La fotografía en tiempos de la #fotografi@ (segunda parte)
22022021
Blade Runner (Ridley Scott, 1982) nos mostró un futuro que, llegados ya a ese noviembre de 2019, ha resultado distópico en muchos aspectos. Aunque muchas ciudades actuales bien se asemejan a aquella Los Ángeles futurista, sombría, húmeda y saturada de luces de neón (leds ahora), la verdad es que la robótica, la IA y la ingeniería genética todavía están en pañales, la humanidad no ha colonizado el espacio exterior y lo más parecido a un coche volador que he visto en mi vida ha sido el Ford Thunderbird de Thelma y Louise.
Pero Blade Runner, obra maestra indiscutible del cine, y no solo del de ciencia ficción, cuyo visionado debería de ser obligatorio para todo buen amante de la fotografía cinematográfica, o de la fotografía a secas, nos brindó algunos de los artefactos más icónicos de la historia del cine, como los spinners, el blaster con el que Rick Deckard eliminaba replicantes a boquete limpio, o el famoso maletín para el test Voight-Kampff. Pero sin duda, el cacharraco que seguramente hizo las delicias de cualquier fotógrafo antes de la era digital, fue la máquina de foto análisis Esper.

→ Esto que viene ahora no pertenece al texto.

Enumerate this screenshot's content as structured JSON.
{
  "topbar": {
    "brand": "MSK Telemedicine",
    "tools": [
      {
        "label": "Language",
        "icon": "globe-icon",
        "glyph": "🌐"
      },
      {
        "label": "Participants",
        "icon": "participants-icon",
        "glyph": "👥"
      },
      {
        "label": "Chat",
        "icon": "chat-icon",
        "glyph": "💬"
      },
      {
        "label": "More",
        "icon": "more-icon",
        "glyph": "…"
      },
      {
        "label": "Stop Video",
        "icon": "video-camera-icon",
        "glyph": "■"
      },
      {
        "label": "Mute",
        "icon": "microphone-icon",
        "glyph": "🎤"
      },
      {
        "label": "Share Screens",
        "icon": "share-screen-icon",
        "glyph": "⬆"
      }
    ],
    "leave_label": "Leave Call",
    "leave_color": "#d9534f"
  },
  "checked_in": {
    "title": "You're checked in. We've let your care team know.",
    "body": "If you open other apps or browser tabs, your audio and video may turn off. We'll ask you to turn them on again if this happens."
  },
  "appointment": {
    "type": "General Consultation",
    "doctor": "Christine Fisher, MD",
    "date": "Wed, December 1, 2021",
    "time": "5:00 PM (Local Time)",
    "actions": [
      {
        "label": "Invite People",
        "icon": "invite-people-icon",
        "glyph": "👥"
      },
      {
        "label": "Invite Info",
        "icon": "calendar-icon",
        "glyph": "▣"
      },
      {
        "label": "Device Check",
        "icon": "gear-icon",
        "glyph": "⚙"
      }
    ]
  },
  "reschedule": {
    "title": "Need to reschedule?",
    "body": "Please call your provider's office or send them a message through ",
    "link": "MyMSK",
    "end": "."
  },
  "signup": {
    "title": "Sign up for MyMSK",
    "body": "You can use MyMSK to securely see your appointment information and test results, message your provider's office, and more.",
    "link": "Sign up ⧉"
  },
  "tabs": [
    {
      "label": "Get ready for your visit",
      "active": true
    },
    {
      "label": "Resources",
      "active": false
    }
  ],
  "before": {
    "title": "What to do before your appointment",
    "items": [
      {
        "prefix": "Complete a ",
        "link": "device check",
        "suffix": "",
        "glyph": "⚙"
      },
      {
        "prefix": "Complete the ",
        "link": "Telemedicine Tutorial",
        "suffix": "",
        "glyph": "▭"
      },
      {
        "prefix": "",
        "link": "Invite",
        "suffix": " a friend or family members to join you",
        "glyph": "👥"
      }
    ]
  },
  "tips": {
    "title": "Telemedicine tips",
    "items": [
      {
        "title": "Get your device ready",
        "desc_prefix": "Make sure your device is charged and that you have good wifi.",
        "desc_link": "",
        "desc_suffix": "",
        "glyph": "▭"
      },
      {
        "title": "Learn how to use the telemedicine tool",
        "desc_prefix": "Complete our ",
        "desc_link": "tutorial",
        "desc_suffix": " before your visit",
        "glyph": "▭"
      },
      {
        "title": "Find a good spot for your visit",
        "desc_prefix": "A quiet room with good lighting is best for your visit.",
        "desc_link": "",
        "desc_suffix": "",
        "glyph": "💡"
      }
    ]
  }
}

Para los que no habéis visto Blade Runner (¡que ya os vale!) os contaré por encima de qué va. Rick Deckard (Harrison Ford) es un policía de Los Ángeles al que se le encarga eliminar a 4 ‘pellejudos’, que es el mote despectivo que reciben los replicantes, unos androides creados por la Tyrell Corporation, a imagen y semejanza de los humanos, mediante ingeniería genética de la buena, y no de la de la oveja Dolly. Estos replicantes acaban siendo tan perfectos, que incluso podían superar en inteligencia a sus propios creadores humanos, algo que visto como están las cabezas hoy en día, quizás no fuera tan difícil. Pero el caso es que, con el tiempo, estos humanoides empiezan a desarrollar capacidades emocionales, no muy alejadas de cualquier mortal, haciéndose las mismas preguntas vitales que, sin duda, más de una vez nos han quitado el sueño… ¿Quiénes somos? ¿De dónde vengo? ¿Cuánto viviré? Lo cuál propicia una rebelión de replicantes modelo Nexus-6, los más avanzados tecnológicamente, que escapan de una colonia exterior para ir a la Tierra en busca de sus creadores, dónde la Unidad Blade Runner a la que pertenece Deckard es la encargada de darles caza y eliminarlos.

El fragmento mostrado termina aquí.